Пока она говорила, голова князя опускалась. Сэдрик в ярости корчил дурацкие рожи.
— Мне очень жаль, что времена, когда здесь уважали силу и волю, прошли, — сказала Айри, на этот раз обращаясь к Рикеси. — Но не во всех еще остыло Солнце. Возвращайся к себе. Отныне ты — моя личная служанка. Прежняя передаст тебе все дела утром. Иди.
Рикеси стрелой промчалась мимо княжны. «Спасибо», — услышала Айри шепот, похожий на дуновение ветра.
— Ты — убирайся. В следующий раз говорить буду не я, а сталь.
Айри положила руку на пояс, и горбун, спотыкаясь, понесся к выходу. Ему не позволяли ночевать во дворце. Приходилось ютиться в одном из флигелей. Айри опустила руку.
Кроме князя в зале никого. За три года Айри едва десяток слов сказала отцу наедине. И сейчас сердце трепещет, как прежде. Глаза в глаза. Он — такой большой и сильный на своем троне. Она — маленькая и беззащитная. «Враг, — скользнула спасительная мысль. — Просто метни нож, не дай ему ударить первым!»
— Я покину этот дом вместе с ним.
Нож вонзился в грудь, но не в сердце. Дрогнула рука. Враг пошатнулся, грузное тело опустилось на трон.
— Айри, — прошептал князь. — Что ты творишь со своей жизнью?
Стоит прикрыть глаза, и пальцы играют с очередным смертоносным лезвием. Бросок:
— Возвращаю. Все то, что ты отобрал. И даже больше. Мне понадобится приданное. Все, о чем он просит.

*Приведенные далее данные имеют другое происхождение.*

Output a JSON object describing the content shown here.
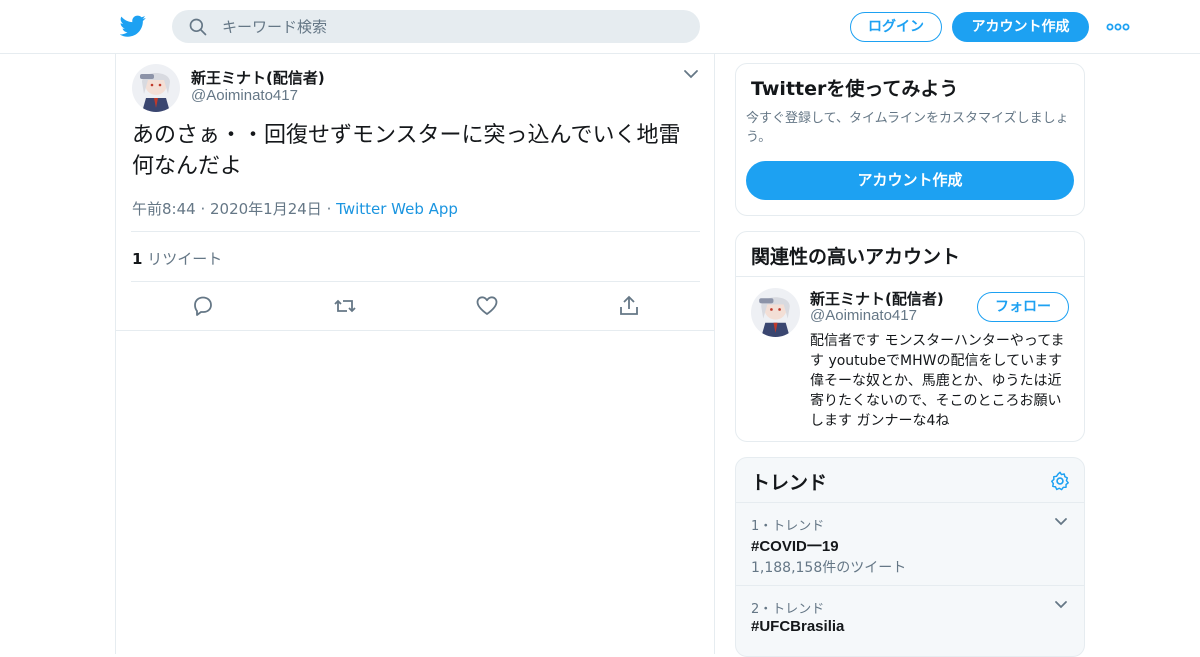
{
  "header": {
    "search_placeholder": "キーワード検索",
    "login_label": "ログイン",
    "signup_label": "アカウント作成"
  },
  "tweet": {
    "author_name": "新王ミナト(配信者)",
    "author_handle": "@Aoiminato417",
    "text": "あのさぁ・・回復せずモンスターに突っ込んでいく地雷何なんだよ",
    "timestamp": "午前8:44 · 2020年1月24日",
    "separator": "·",
    "source": "Twitter Web App",
    "retweet_count": "1",
    "retweet_label": "リツイート"
  },
  "signup_card": {
    "title": "Twitterを使ってみよう",
    "description": "今すぐ登録して、タイムラインをカスタマイズしましょう。",
    "button_label": "アカウント作成"
  },
  "related_card": {
    "title": "関連性の高いアカウント",
    "name": "新王ミナト(配信者)",
    "handle": "@Aoiminato417",
    "follow_label": "フォロー",
    "bio": "配信者です モンスターハンターやってます youtubeでMHWの配信をしています 偉そーな奴とか、馬鹿とか、ゆうたは近寄りたくないので、そこのところお願いします ガンナーな4ね"
  },
  "trends_card": {
    "title": "トレンド",
    "items": [
      {
        "rank": "1・トレンド",
        "tag": "#COVID一19",
        "count": "1,188,158件のツイート"
      },
      {
        "rank": "2・トレンド",
        "tag": "#UFCBrasilia",
        "count": ""
      }
    ]
  },
  "colors": {
    "accent": "#1da1f2",
    "link": "#1b95e0",
    "muted": "#657786",
    "border": "#e6ecf0"
  }
}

Снова рядом. Враг содрогнулся. Быть может, рана смертельна, но, умирая, Враг еще способен биться. И он бьет, страшно, безжалостно:
— Моя вина бесконечно огромна. Разве тебе мало видеть, как я страдаю? Как сам наказываю себя каждый день, погружая душу во тьму?

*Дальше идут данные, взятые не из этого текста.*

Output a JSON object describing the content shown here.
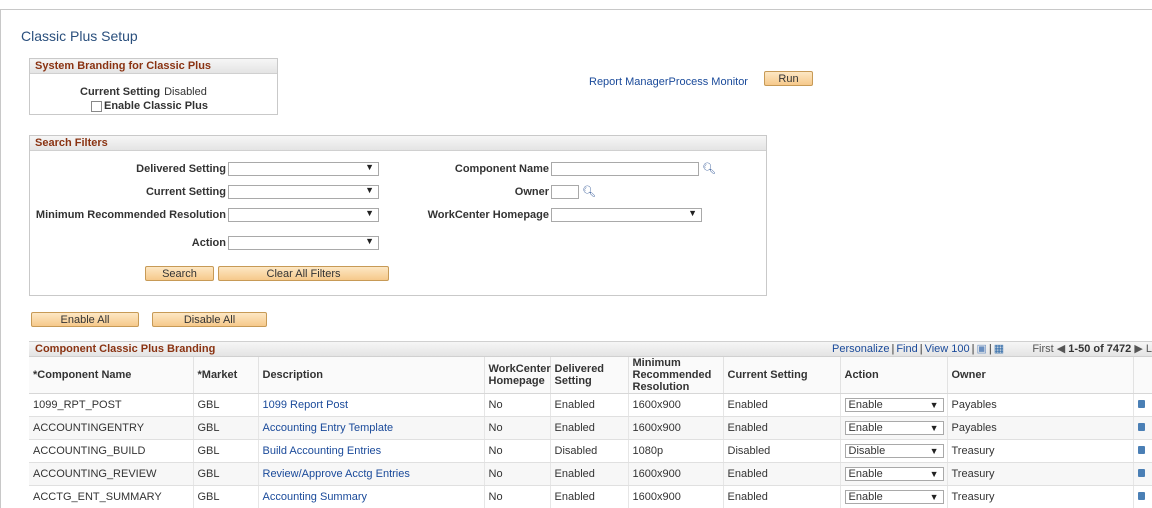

Три ножа, три гладких тонких лезвия скользнули между пальцами. Пусть летят в сердце, разучившееся любить, в горло, чтобы оборвать поток нелепых слов, в голову, что полнится гнилыми мыслями:
— Ты страдал, когда умерла мама, и я окружила тебя заботой и лаской. Взамен ты лишил меня детства, лишил счастья и судьбы, повинуясь секундной прихоти. Пытаясь наказать себя, прогнал из моей жизни Солнце, бросил во тьму, слушать, как весело журчит алый поток. А когда я нашла лазейку, ухватилась за тонкую нить, ты бросился на эту нить с оружием. Нет, отец. Я слишком долго жила во тьме и стала там княгиней. Та тварь, что стоит перед тобой — твоя дочь. И ты сделаешь все, что она скажет, потому что иначе город утонет в крови, а выжившие многие сотни лет будут пересказывать легенды о том, как Алая Река обрушила на князя Торатиса кровавый смерч, носящий мое имя. Делай все, что хочешь со своей жизнью, но мне ты заплатишь сполна.
Айри пошла к выходу, не глядя на Врага. Руки знают, когда бросок удался. Враг мертв. Но впереди — еще одна битва.